Тем временем подбежал невысокий разодетый господинчик в парике чуть не до пояса и, размахивая руками, начал что-то возбужденно тараторить. Царь молча смотрел на него сверху вниз, а когда у господинчика случился небольшой перерыв в словоизвержении, поманил его пальцем. Тот подошел на шаг. Петр аккуратно снял с него парик, передал Меншикову, после чего сильнейшим ударом в глаз отправил докладчика в нокаут. Алексашка быстро вытер полученным париком сапоги своего государя, вернул его зашевелившемуся хозяину, и троица прибывших на русскую землю двинулась в сторону единственного в городе деревянного тротуара, огибающего стройку. Решив, что сегодня ничего интересного на берегу уже не будет, я направился в трюм — надо было готовить к выгрузке то, что мы собирались тут оставить.

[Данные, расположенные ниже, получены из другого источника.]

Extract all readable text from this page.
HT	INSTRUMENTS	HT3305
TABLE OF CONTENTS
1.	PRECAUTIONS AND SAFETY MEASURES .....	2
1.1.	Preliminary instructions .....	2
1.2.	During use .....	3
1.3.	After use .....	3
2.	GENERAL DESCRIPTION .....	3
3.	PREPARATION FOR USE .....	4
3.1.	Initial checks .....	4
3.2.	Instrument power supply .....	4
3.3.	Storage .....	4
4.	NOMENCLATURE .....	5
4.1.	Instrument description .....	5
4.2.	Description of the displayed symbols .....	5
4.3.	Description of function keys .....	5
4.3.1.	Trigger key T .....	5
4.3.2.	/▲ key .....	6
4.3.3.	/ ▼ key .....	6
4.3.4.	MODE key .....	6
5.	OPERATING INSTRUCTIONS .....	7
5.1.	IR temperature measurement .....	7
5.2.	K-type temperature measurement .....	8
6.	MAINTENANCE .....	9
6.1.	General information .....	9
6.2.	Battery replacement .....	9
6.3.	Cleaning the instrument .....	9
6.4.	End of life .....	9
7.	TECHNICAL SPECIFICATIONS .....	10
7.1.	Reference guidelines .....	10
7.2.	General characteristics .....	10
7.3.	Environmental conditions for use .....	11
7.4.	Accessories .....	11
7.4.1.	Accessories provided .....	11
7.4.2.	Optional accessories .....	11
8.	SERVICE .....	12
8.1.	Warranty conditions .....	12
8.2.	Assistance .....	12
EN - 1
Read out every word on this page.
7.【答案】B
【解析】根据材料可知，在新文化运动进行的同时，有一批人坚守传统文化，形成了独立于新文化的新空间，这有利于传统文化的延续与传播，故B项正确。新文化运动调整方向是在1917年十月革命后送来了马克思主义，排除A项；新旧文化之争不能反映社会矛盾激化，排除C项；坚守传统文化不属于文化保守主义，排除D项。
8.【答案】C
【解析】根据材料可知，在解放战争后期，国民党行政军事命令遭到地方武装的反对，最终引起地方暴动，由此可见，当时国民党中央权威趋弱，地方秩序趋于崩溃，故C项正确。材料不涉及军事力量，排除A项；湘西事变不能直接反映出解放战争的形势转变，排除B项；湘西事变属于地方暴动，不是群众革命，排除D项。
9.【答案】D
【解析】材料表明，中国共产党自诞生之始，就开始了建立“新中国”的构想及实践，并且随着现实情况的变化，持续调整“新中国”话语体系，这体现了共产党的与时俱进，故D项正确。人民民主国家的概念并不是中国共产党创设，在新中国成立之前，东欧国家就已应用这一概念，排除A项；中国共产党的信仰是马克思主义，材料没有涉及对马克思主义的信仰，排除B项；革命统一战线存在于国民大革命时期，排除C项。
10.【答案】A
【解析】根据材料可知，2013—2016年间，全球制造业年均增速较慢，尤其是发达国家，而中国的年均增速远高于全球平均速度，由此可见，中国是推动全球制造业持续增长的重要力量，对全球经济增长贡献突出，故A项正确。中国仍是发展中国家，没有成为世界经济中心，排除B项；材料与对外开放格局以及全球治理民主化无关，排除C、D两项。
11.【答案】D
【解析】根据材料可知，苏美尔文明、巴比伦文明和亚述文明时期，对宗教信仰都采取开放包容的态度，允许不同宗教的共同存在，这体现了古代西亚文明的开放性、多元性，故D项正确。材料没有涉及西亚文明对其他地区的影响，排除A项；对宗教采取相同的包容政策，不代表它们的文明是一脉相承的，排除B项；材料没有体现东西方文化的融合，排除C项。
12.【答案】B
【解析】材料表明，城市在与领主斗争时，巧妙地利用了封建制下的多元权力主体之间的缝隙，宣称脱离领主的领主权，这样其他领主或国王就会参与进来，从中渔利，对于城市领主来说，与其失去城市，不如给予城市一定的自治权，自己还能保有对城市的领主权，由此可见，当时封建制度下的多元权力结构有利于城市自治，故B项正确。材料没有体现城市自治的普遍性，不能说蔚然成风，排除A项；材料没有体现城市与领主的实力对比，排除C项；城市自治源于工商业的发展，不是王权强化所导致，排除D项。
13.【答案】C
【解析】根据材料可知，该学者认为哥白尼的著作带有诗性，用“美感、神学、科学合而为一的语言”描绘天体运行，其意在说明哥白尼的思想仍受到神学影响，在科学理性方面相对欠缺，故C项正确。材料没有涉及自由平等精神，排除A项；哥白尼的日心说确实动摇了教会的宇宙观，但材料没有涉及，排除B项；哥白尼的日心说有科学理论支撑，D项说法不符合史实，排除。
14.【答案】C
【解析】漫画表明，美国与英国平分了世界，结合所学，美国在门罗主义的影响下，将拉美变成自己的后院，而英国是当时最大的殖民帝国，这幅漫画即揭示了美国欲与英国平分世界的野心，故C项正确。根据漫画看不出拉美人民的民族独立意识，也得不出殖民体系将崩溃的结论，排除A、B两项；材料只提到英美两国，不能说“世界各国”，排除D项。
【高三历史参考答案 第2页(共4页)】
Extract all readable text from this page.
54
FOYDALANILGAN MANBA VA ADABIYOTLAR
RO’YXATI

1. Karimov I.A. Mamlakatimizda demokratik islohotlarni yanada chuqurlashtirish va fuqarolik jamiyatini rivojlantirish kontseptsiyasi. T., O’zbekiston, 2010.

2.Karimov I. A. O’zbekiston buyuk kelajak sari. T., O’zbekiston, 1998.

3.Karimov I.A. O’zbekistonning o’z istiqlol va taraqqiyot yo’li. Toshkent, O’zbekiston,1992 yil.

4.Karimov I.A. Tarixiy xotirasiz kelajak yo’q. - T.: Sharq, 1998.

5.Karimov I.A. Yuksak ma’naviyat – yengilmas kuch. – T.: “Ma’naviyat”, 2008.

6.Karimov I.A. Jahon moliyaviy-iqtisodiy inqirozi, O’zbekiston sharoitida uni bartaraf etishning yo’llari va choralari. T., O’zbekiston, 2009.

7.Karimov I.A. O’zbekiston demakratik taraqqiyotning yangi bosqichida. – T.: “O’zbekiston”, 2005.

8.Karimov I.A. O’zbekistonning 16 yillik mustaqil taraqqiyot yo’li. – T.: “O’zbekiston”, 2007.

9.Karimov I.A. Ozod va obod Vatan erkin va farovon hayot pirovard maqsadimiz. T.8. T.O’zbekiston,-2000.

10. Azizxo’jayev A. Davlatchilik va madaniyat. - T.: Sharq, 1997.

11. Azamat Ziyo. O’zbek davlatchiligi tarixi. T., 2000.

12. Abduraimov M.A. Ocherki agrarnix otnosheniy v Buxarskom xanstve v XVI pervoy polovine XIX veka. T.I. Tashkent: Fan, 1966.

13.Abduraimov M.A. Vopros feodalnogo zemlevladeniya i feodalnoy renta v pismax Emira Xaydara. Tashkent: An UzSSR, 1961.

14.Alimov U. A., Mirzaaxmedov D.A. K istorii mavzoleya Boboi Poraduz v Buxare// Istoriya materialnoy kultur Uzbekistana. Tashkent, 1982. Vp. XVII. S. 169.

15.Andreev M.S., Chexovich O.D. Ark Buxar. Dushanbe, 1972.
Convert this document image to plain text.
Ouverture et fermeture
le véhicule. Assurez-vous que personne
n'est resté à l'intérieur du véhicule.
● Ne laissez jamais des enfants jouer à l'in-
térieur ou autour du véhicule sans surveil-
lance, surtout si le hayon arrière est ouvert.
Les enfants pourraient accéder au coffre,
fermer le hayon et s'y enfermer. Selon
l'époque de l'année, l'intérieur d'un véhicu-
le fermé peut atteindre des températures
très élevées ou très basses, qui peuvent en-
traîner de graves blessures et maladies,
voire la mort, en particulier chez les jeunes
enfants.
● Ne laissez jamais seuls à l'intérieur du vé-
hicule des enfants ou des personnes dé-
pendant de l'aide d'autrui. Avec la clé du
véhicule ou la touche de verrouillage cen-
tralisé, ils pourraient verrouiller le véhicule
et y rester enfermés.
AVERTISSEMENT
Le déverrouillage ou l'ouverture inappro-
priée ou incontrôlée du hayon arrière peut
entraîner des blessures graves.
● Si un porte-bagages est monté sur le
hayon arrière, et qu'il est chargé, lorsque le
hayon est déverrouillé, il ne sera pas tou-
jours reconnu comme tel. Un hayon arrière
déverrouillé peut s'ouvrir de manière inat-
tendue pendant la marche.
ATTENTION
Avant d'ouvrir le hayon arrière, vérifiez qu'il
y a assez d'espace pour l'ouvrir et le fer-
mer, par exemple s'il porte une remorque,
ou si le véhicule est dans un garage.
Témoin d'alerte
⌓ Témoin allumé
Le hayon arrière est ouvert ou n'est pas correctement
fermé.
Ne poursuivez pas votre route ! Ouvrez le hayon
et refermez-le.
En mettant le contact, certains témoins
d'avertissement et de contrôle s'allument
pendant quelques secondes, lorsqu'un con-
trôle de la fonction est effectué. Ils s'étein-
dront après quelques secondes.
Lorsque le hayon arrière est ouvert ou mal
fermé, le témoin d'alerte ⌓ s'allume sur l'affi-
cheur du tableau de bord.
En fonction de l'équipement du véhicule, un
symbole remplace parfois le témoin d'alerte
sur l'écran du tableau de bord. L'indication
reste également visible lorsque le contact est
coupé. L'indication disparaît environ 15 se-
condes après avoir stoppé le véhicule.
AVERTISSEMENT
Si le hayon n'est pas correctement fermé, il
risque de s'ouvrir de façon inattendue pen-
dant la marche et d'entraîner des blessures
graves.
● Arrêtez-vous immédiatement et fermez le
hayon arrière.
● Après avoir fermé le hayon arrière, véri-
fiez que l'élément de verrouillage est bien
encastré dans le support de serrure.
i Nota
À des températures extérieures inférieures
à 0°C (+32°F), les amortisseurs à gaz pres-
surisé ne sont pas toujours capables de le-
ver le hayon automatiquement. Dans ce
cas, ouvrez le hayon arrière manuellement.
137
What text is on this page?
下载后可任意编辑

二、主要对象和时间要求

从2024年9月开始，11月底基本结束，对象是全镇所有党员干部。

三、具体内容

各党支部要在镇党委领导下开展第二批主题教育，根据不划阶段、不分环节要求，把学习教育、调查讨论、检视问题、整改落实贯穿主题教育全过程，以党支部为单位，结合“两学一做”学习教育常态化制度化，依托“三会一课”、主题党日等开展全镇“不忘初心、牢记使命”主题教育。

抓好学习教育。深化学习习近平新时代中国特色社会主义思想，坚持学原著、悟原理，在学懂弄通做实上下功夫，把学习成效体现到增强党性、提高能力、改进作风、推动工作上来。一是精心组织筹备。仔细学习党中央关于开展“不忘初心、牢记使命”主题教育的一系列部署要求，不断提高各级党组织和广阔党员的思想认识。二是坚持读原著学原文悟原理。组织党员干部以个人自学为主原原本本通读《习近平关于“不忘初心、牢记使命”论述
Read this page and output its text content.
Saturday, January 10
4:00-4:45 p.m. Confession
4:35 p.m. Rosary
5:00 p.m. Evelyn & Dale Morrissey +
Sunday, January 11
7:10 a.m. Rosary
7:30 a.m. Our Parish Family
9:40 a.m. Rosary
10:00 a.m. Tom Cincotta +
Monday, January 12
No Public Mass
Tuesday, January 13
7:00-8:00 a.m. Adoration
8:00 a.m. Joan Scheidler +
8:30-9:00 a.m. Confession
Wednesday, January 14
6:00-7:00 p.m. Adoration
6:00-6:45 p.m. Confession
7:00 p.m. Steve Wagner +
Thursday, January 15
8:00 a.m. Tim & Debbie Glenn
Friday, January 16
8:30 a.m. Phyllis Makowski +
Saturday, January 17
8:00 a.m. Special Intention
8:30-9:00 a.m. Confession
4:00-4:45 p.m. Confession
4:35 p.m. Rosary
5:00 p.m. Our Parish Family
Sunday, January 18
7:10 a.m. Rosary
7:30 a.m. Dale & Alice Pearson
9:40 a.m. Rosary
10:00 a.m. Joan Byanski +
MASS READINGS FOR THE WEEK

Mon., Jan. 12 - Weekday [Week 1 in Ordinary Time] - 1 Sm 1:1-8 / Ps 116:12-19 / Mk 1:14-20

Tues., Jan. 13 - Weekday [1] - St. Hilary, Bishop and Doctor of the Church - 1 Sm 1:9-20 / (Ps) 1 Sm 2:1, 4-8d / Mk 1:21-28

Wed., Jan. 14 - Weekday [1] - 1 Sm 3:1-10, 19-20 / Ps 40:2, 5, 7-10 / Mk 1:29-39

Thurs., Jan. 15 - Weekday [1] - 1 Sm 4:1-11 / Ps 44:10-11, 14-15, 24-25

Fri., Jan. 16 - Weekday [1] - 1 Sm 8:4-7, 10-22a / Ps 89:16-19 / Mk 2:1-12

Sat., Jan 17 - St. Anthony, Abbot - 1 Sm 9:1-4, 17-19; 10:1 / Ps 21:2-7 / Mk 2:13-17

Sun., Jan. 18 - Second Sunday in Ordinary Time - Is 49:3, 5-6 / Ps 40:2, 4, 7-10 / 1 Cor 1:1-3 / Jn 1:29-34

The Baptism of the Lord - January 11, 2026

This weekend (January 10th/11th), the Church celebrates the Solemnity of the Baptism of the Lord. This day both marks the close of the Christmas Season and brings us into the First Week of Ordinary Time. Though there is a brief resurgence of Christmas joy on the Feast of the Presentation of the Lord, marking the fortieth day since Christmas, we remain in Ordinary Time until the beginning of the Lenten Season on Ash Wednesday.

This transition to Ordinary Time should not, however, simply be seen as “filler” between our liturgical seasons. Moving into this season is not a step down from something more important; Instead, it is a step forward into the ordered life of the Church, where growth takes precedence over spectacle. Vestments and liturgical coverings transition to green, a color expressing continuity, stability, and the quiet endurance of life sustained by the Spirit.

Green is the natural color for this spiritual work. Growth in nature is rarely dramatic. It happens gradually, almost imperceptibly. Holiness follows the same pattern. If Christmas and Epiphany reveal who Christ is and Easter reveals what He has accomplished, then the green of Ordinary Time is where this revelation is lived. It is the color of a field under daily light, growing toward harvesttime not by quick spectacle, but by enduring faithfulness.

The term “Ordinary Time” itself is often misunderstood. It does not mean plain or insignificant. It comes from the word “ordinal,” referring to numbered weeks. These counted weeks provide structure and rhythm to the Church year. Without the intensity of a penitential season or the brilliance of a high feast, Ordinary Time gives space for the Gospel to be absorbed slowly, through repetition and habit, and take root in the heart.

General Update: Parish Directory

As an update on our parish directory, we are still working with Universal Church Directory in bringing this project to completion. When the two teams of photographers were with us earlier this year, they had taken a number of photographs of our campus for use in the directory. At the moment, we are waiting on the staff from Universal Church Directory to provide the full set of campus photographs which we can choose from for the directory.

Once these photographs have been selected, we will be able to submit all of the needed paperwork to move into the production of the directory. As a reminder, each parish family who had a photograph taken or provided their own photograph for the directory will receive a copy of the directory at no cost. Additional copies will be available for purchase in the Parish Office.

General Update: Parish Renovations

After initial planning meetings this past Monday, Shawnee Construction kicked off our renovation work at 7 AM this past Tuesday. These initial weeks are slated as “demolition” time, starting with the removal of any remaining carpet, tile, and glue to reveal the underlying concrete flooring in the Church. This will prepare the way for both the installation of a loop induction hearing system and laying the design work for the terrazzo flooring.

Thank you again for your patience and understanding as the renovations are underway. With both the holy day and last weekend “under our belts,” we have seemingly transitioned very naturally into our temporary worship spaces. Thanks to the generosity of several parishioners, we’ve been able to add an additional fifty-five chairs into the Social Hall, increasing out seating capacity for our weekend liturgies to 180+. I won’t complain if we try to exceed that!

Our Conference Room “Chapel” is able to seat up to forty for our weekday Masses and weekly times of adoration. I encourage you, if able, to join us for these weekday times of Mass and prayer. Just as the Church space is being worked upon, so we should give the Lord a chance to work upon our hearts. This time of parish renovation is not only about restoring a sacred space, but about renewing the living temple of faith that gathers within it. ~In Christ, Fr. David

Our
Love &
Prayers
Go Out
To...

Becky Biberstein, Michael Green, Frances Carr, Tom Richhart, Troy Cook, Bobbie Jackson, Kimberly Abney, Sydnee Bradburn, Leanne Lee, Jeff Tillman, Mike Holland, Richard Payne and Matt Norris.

Курьер от Петра прибыл к обеду следующего дня. К тому времени катамаран был уже собран и спущен на воду. Сегодня на нем предполагалось возить на берег грузы, ну а потом ему предстоял путь на Северский Донец, к месту закладки будущего города, который я не мудрствуя лукаво решил так и назвать Донецком.
Элли уже успела внимательнейшим образом рассмотреть берег в бинокль и со вздохом согласилась — да, пока ей там делать абсолютно нечего. Но царь Петр обещал устроить в нашу честь ассамблею, напомнила она мне. И попросила проследить, чтобы место проведения оной хоть как-то отличалось от свинарника, а риск утонуть в грязи по дороге к нему находился в разумных пределах.